América Latina en el siglo XVI y XVIII

En 1600 muchos colonizadores españoles se habían establecido de forma definitiva en América Latina. El virreinato del Perú, desarrollado en 1542, y las múltiples audiencias, o divisiones territoriales, en que fue dividido el resto de la América española, tuvieron oportunidad de realizarse como poderosas y ricas colonias. Adicionalmente de los yacimientos de minerales inmensamente productivos, especialmente las minas de plata de Perú, había otros recursos naturales, como las maderas y tierras cultivables, que eran rebosantes en las posesiones hispanas. La agricultura y la crianza de ganado eran actividades boyantes, y la población indígena y los prisioneros negros representaron una mano de obra disponible para los ricos colonizadores.

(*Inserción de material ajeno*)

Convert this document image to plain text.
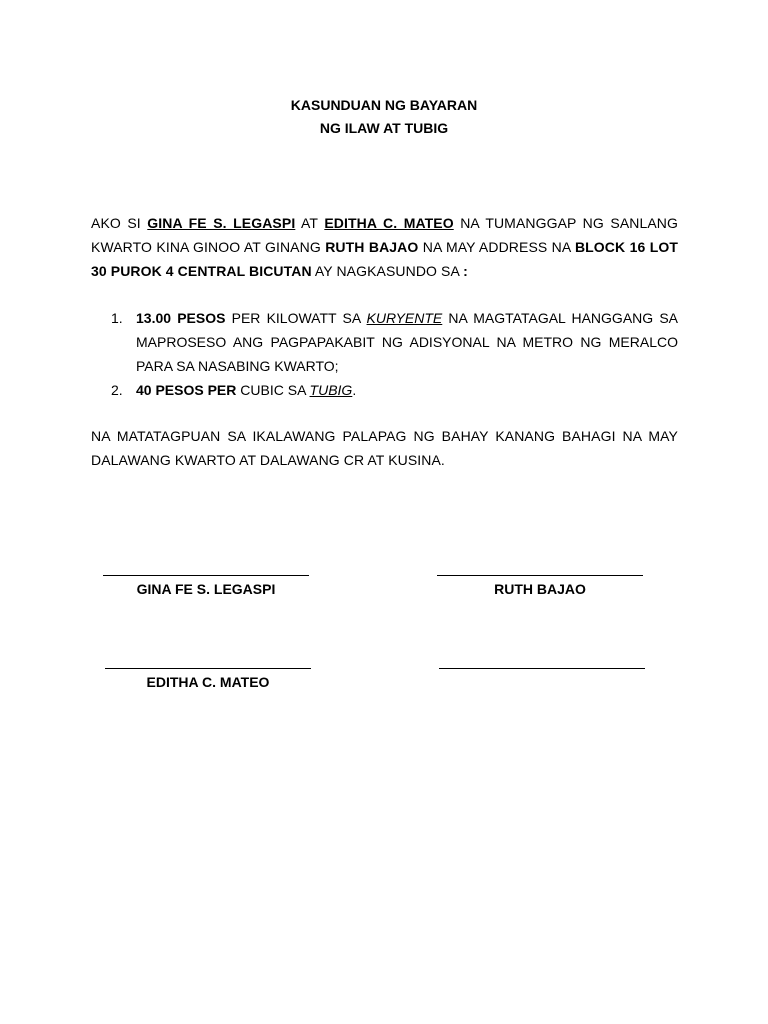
KASUNDUAN NG BAYARAN
NG ILAW AT TUBIG
AKO SI GINA FE S. LEGASPI AT EDITHA C. MATEO NA TUMANGGAP NG SANLANG KWARTO KINA GINOO AT GINANG RUTH BAJAO NA MAY ADDRESS NA BLOCK 16 LOT 30 PUROK 4 CENTRAL BICUTAN AY NAGKASUNDO SA :
1. 13.00 PESOS PER KILOWATT SA KURYENTE NA MAGTATAGAL HANGGANG SA MAPROSESO ANG PAGPAPAKABIT NG ADISYONAL NA METRO NG MERALCO PARA SA NASABING KWARTO;
2. 40 PESOS PER CUBIC SA TUBIG.
NA MATATAGPUAN SA IKALAWANG PALAPAG NG BAHAY KANANG BAHAGI NA MAY DALAWANG KWARTO AT DALAWANG CR AT KUSINA.
GINA FE S. LEGASPI	RUTH BAJAO
EDITHA C. MATEO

En la primera mitad del siglo XVI, impulsados por la búsqueda de nuevas tierras ricas, por la aventura o por el interés cristiano de propagar el evangelio entre los indígenas, decenas de miles de inmigrantes españoles y portugueses aparecieron en masa a los dominios del continente americano. España y Portugal, las nuevas potencias, recibieron el amparo de la Iglesia católica para asegurar sus respectivos imperios coloniales. El catolicismo fue la única religión admitida en las colonias, sin embargo la política eclesiástica era específica y controlada por la Corona. La Iglesia y varias de sus órdenes religiosas obtuvieron muchos privilegios y monumentales extensiones de tierras en retribución por los servicios prestados en la cristianización, educación y pacificación de los indígenas.

A finales del siglo XVII, España y Portugal ejercían el dominio en toda América Latina, excepto la Guayana, que había sido invadida y dividida entre Gran Bretaña, Francia y Países Bajos. Pero, las conflicto armados que se habían producido en el curso del siglo habían debilitado seriamente la fuerza naval de las potencias ibéricas, y tanto sus posesiones costeras en el Nuevo Mundo como sus navíos mercantes sufrían los frecuentes ataques de los corsarios y corsarios ingleses, franceses y holandeses.

Una de las secuelas de la pérdida de los tesoros reales españoles y portugueses fue la imposición de impuestos opresivos sobre las colonias. Las dos metrópolis, que habían monopolizado desde el principio el comercio en sus colonias, igualmente imponían cada vez más severas restricciones sobre las economías coloniales, y esto agravó los obstáculos y desencadenó el descontento de los habitantes de las colonias.

A lo largo del siglo XVIII, el malestar popular en las colonias españolas desembocó en copiosas ocasiones en rebeliones, en especial en Paraguay, de 1721 a 1735, en Perú, de 1780 a 1782, y en Nueva Granada, en 1781.

Las disparidades sociales componían otra causa de descontento entre la población de las colonias españolas y portuguesas. Los peninsulares nacidos en la metrópoli, en el momento en que eran enviados a las colonias ocupaban los cargos públicos más altos. Normalmente pertenecían a la nobleza, propugnaban una conducta despreciativa con otros conjuntos sociales y su máximo interés era apenas acumular riqueza en las colonias y retornar a Europa. El conjunto social que se situaba por debajo de los peninsulares era el compuesto por los criollos, hijos de españoles nacidos en América. A pesar de que a los criollos la ley les daba derecho a las mismas prerrogativas de las que gozaban los peninsulares, en la práctica estos derechos se incumplían, y la mayoría de los criollos eran excluidos de los altos cargos ciudadanos y eclesiásticos. El odio a los peninsulares hizo que los criollos se unieran a los mestizos y mulatos.